A Campanha Nacional pelo Direito ao Aborto Legal, Seguro e Gratuito se manifestou sobre o projeto: “é um socorro para mulheres de setores pobres que querem a maternidade. Não temos muito a dizer a não ser concordar. O que nos interessa é que o Estado garanta a saúde e a descriminalização das mulheres e pessoas gestantes que decidem não se tornarem mães ou não continuar uma gravidez. Que se respeite a decisão”.
Apesar da perspectiva de que a legalização ganhe a maioria dos votos nas comissões que participarão do debate, o resultado final da votação é outro assunto, porque nada é garantido dentro do Congresso.

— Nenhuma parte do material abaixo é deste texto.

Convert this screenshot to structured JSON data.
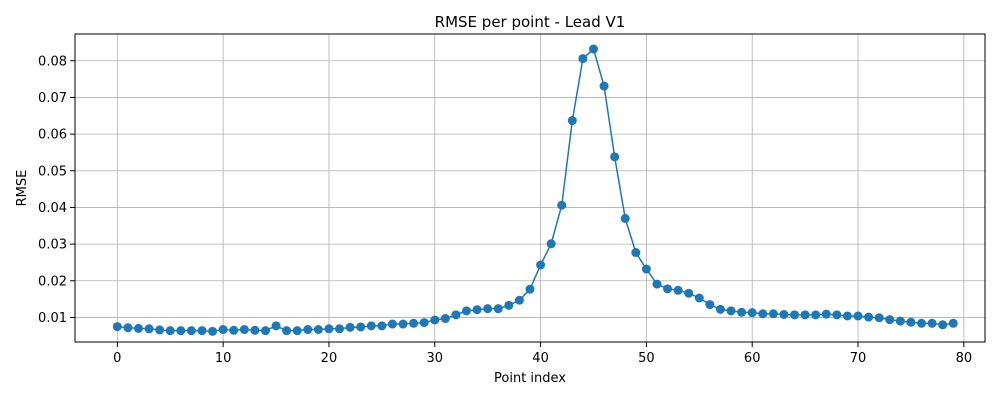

Os números mostram, a princípio, que o maior problema não estaria no Congresso, mas no Senado, onde estão os “dinossauros” que barraram a legalização em 2018 e os novos que foram incorporados desde então, integrantes tanto da Frente de Todos como do Cambiemos.
Comparativamente, também a nova redação do projeto de lei se mostra muito mais reacionária que a antiga, com pena de prisão de 3 meses a 1 ano para mulheres que abortarem após a 14ª semana e a imposição de um espaço de 10 dias entre a solicitação e a realização do aborto, abrindo amplo espaço para a mobilização dos reacionários.
As cúpulas das igrejas preparam o lobby parlamentar e buscam ganhar as ruas argentinas, um cenário que deve ser disputado pela maré verde não só para que seja lei, mas para que se garanta o cumprimento dela. Muito longe da estratégia do governismo, isso implica em avançar na separação (não na integração) das igrejas e do Estado. Essa é sem dúvida uma das tarefas que a derrota imposta em 2018 pelos dinossauros do Senado argentino deixou para a maré verde. O direito ao aborto na Argentina pode ser debatido no Congresso, mas só poderá ser arrancado nas ruas. Uma certeza tão válida para o país vizinho quanto para o movimento de mulheres no Brasil.